To understand Myofascial Release and why it works, we have to understand what fascia is. Fascia is a thin connective tissue that surrounds, infuses and protects every other tissue, tendon, muscle, bone, ligament and organ of the body.  It's like Saran Wrap.  In healthy conditions the fascial system is relaxed and wavy in configuration, almost viscous in consistency. This provides a cushioning and supportive mechanism allowing us to move safely without restriction or pain. Collagen and elastin, fascia's two main components, allow it to be very strong yet have a high degree of flexibility. Fascia is also dynamic in nature, it responds to internal and external forces applied to it, meeting the resistance in order to protect.

This tissue envelops every muscle and every fiber within each muscle. All muscle stretching, then, is in fact stretching of the fascia and the muscle, the Myofascial unit.

When muscle fibers are overloaded with stress, the fascia fibers that surround the muscle become short, tight and misaligned. This uneven stress can be spread through the fascia to other parts of the body, setting off pain and a variety of symptoms in areas often not expected. Myofascial Release treats these symptoms by releasing and realigning the tightness in the contracted fascia.

Myofascial Release is the stretching, releasing and realigning of the fascia.  The therapist works on the superficial layer and then progressively goes deeper without producing pain. By releasing the fascial layers, the underlying muscles relax.  This process should feel like the tension is melting away. 

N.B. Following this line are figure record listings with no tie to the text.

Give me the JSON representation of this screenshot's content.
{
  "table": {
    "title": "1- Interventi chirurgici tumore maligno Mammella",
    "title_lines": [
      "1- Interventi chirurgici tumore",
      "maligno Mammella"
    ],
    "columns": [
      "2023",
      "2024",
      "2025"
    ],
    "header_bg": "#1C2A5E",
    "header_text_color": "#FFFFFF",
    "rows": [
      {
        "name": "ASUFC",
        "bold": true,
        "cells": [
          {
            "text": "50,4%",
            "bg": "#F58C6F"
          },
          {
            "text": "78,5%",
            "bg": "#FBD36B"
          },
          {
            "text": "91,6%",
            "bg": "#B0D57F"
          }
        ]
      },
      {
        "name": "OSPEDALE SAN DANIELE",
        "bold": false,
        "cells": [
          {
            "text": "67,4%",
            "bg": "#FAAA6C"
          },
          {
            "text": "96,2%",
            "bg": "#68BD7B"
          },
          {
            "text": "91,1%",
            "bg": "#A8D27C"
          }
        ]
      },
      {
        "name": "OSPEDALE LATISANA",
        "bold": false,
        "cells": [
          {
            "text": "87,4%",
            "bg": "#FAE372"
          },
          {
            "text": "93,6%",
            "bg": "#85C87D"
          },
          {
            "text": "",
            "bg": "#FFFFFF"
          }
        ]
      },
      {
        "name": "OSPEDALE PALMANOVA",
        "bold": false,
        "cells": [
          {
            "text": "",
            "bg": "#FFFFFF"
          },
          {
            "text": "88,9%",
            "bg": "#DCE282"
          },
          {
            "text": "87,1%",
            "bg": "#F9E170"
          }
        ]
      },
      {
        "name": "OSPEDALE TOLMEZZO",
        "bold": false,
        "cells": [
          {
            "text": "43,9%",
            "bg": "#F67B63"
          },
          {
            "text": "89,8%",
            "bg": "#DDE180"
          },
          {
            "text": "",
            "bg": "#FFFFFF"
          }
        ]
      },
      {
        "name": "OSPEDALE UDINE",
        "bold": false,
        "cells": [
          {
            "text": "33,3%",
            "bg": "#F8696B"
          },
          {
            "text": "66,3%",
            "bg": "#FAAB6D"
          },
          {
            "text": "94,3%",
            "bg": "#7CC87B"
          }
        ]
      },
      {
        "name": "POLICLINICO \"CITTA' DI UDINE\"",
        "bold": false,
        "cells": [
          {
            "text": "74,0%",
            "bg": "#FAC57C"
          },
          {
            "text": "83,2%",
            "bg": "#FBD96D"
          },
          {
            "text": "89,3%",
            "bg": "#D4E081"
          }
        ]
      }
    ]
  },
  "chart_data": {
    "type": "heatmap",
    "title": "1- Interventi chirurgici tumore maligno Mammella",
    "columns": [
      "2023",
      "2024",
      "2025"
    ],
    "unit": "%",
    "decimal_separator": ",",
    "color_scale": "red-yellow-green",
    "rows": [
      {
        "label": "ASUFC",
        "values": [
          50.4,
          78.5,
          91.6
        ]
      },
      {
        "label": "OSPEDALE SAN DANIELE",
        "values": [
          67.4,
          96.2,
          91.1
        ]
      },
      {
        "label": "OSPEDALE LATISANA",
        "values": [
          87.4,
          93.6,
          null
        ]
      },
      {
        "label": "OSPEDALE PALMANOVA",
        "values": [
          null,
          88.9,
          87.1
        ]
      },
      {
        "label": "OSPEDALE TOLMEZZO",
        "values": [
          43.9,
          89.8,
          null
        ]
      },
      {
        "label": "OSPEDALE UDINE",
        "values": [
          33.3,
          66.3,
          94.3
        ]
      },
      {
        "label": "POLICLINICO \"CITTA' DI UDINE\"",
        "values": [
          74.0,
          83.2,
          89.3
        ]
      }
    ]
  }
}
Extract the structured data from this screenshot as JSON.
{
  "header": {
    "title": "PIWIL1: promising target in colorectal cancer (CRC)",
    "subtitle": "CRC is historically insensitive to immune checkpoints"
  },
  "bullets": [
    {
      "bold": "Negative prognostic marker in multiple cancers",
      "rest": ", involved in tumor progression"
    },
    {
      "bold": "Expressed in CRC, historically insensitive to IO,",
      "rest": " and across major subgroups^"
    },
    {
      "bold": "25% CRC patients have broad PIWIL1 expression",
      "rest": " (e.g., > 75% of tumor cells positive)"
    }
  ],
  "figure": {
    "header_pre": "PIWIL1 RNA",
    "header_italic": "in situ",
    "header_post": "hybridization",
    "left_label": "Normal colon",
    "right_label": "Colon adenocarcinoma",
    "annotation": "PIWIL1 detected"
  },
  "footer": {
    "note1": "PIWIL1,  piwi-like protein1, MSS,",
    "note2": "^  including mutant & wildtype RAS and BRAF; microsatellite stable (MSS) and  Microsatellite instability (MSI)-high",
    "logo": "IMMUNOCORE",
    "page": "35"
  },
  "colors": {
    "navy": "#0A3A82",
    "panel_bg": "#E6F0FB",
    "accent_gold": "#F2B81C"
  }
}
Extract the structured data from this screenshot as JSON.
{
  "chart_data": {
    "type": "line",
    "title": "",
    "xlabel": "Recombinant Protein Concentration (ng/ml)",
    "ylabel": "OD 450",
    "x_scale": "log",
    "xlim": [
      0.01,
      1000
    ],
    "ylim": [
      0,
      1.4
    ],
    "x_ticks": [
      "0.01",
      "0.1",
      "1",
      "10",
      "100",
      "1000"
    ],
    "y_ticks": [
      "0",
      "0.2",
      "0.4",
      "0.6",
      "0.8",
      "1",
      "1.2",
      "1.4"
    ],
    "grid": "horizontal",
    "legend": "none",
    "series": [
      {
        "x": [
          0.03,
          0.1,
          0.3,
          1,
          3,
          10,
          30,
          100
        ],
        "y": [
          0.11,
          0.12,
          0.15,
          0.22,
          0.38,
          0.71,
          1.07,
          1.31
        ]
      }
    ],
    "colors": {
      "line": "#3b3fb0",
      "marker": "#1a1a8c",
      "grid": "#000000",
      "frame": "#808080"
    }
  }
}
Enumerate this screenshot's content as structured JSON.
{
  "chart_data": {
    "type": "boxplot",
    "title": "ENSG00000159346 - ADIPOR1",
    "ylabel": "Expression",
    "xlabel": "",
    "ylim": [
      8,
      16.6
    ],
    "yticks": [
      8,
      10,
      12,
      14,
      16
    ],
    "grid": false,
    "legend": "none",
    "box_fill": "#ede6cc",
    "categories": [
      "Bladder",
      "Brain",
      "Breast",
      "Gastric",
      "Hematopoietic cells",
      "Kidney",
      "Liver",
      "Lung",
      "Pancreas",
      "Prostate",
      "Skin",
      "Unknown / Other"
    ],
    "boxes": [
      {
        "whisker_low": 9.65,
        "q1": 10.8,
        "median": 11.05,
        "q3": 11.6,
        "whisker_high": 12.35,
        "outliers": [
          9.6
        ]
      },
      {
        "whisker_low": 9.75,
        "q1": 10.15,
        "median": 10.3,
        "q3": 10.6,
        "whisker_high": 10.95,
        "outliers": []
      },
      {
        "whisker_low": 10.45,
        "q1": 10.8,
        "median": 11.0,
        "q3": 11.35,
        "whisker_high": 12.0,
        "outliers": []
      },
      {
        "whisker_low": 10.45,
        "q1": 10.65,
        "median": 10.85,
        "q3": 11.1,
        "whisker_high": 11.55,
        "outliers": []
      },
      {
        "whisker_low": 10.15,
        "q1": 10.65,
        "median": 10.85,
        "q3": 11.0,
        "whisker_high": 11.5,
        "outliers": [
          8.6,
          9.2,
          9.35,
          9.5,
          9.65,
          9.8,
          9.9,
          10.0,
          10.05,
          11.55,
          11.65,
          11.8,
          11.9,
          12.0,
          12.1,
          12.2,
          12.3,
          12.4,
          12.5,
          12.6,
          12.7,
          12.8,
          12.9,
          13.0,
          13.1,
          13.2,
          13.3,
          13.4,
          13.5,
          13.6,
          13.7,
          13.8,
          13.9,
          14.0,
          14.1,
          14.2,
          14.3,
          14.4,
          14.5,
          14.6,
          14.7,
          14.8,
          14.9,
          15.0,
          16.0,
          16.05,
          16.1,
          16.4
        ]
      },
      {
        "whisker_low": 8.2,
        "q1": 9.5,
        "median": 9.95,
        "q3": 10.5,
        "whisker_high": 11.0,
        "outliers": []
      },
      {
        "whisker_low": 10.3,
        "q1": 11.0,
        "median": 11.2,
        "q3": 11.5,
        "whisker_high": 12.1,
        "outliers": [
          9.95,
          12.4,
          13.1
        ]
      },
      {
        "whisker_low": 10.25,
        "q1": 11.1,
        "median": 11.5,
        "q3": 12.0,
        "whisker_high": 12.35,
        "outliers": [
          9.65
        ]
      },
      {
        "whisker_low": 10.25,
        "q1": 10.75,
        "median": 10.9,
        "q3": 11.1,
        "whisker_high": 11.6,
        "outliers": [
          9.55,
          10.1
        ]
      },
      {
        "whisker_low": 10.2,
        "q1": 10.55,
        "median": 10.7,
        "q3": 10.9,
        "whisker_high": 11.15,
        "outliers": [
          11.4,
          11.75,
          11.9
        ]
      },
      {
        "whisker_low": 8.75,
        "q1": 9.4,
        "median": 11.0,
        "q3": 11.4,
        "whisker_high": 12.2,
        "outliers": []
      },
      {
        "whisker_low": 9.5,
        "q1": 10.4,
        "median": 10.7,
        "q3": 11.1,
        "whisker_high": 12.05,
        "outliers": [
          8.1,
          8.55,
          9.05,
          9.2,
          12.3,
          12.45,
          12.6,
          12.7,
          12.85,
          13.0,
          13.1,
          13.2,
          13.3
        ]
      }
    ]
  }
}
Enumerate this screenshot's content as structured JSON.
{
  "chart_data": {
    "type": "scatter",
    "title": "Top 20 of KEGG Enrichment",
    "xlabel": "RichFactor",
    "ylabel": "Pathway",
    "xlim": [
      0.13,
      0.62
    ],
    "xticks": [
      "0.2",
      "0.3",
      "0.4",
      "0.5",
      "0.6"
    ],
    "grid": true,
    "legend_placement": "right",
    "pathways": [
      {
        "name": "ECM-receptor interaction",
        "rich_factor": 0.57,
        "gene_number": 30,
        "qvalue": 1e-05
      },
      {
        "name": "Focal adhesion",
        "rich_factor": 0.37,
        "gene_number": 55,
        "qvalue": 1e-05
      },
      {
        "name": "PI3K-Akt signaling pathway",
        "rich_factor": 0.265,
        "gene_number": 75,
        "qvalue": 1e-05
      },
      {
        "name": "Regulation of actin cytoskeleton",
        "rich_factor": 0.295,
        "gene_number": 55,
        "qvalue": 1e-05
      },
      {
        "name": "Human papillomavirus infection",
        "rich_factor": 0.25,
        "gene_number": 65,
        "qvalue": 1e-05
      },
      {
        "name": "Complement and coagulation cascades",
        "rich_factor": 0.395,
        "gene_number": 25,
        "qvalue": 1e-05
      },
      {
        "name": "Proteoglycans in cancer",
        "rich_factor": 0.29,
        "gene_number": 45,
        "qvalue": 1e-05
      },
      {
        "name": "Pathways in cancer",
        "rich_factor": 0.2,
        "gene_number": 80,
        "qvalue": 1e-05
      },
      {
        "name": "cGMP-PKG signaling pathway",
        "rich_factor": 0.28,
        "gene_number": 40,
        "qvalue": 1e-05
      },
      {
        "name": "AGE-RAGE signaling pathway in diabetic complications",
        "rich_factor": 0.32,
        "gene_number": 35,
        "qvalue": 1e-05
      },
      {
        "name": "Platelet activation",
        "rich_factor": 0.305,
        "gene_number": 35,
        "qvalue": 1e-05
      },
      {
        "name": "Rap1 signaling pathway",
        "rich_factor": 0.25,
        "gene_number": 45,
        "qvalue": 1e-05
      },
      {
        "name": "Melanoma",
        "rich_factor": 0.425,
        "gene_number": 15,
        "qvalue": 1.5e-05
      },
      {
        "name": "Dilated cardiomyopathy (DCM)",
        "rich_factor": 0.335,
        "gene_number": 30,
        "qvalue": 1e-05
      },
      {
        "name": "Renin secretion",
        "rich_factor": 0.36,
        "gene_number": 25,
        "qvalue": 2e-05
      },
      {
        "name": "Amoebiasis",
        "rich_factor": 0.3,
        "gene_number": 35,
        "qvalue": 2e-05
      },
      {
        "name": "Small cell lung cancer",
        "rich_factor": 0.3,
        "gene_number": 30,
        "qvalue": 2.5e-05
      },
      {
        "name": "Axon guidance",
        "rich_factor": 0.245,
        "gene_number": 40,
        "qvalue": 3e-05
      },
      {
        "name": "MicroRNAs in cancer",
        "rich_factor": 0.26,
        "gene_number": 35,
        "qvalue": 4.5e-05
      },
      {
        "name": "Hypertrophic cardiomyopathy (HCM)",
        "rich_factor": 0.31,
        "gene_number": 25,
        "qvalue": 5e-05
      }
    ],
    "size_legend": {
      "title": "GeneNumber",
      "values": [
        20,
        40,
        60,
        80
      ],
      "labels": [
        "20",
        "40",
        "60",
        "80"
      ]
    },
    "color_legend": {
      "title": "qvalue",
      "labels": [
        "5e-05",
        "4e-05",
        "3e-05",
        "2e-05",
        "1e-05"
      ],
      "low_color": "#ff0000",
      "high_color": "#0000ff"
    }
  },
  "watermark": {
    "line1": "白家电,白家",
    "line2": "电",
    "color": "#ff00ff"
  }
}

Most clients are amazed by how gentle Myofascial Release is and soon realize the discomfort associated with deep tissue massage is not necessary to effect therapeutic release of the muscles.  For some conditions, deep tissue massage is contraindicated, as in Fibromyalgia Syndrome.  Myofascial Release gives therapists another method to effectively release the tension in the fascial unit (muscle fibers with the overlaying fascia), without causing discomfort or contributing to further damage.